The model is complemented by experimental results and data from laboratory and pilot plants.
Meanwhile, the programming of the simulation model is well advanced and the validation of different settings and model tests has already begun.
It is ultimately intended that the simulation model shall provide reliable process data from different input data. This will make it possible, for example, to simulate the use of different waste materials and to determine the expected syngas composition and the efficiency of the system without such tests having to be carried out on the large-scale plant.

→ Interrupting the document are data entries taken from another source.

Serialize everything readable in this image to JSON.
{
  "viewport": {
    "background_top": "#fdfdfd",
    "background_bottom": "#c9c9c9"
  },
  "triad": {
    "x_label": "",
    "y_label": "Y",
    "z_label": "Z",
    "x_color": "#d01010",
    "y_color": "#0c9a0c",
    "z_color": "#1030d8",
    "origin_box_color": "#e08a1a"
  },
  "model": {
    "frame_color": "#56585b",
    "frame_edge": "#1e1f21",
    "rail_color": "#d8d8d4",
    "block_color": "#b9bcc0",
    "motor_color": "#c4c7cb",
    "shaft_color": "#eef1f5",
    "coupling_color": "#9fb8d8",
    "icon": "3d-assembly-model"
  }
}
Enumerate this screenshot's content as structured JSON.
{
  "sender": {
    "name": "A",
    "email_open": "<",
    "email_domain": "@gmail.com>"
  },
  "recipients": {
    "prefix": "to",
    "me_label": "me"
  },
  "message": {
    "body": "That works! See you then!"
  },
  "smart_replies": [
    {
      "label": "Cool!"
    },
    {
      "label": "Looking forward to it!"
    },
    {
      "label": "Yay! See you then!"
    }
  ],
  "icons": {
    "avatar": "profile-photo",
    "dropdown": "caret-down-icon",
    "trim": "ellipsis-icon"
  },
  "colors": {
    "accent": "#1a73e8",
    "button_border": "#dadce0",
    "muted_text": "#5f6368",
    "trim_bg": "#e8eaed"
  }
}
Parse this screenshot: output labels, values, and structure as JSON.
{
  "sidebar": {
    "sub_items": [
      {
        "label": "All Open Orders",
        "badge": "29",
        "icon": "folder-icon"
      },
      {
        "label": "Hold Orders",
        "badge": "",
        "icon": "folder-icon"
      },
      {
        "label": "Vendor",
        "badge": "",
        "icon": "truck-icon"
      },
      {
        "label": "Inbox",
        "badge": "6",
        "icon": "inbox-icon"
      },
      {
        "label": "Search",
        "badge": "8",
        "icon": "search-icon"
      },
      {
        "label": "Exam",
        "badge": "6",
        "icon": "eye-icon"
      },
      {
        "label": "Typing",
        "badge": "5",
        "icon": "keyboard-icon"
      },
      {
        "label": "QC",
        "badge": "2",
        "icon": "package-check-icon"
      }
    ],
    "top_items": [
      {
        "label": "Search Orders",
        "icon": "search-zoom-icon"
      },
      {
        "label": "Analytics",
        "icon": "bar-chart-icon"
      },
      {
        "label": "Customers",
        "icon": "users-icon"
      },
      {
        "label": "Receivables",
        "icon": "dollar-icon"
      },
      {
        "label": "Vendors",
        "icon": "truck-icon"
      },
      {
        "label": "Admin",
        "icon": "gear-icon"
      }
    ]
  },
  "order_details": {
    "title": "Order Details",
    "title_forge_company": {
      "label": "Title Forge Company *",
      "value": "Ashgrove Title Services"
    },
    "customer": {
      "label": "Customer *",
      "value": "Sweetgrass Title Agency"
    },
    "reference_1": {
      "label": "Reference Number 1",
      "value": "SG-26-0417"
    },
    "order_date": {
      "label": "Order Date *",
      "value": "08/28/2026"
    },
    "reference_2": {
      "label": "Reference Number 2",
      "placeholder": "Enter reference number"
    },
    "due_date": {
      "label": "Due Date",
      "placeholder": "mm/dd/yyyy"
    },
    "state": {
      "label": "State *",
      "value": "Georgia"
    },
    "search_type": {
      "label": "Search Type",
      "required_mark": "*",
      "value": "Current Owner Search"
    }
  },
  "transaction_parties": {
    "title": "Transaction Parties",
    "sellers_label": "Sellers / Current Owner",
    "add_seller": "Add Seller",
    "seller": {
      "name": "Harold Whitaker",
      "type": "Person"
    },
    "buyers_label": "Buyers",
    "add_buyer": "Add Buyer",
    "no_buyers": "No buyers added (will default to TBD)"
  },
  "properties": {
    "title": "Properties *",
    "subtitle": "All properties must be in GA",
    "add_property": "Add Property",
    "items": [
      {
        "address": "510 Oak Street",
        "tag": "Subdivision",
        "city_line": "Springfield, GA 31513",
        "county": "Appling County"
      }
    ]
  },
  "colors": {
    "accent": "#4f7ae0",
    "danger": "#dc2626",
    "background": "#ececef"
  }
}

Using the simulation model, it is intended to improve the method and the reactor design. The developers see the focus of their further work in optimally adapting the process for different reactor geometries and design sizes.
The medium-term goal is to develop an optimised, large-scale plant type that can efficiently utilise a large number of problematic waste streams on the spot, in different design sizes and without relying on expensive „waste tourism“.
Syngases for the chemical industry
Syngases (synthesis gases) are produced and used in many areas of industry, for example in steel and chemical production. CO-rich syngas provides an important raw material for many chemical products, such as fuels and plastics. Linde AG is testing a new dry reforming process in a new pilot plant at its site in Pullach. For this purpose, the scientists have decisively changed the standard steam reforming method. In addition to methane and some water vapour, carbon dioxide (CO2) is also fed into a tubular reactor at high pressure. At temperatures between 800 and 1,000 degrees, the CO2 reacts with the methane to form hydrogen and carbon monoxide. This process is more energy efficient than the standard version: firstly, the dry reforming technique requires much less water vapour to prevent catalyst coking; secondly, the syngas is produced under high pressure, which eliminates the need for prior gas expansion and, following the reaction, further compression. A further advantage is the use of large amounts of CO2. This is produced as a waste product in many industrial processes and can be usefully deployed instead of being discharged into the environment.
The high proportion of CO enables the gas to be directly used for many synthetic processes without hydrogen having to be separated beforehand. It therefore rivals the partial oxidation process, which also achieves high carbon monoxide fractions due to the reaction of methane with oxygen. However, the pure oxygen that is required with this variant has to be produced with considerable energy costs. Moreover, the dry reforming process in particular provides relevant cost advantages over partial oxidation when used in small and medium-sized plants.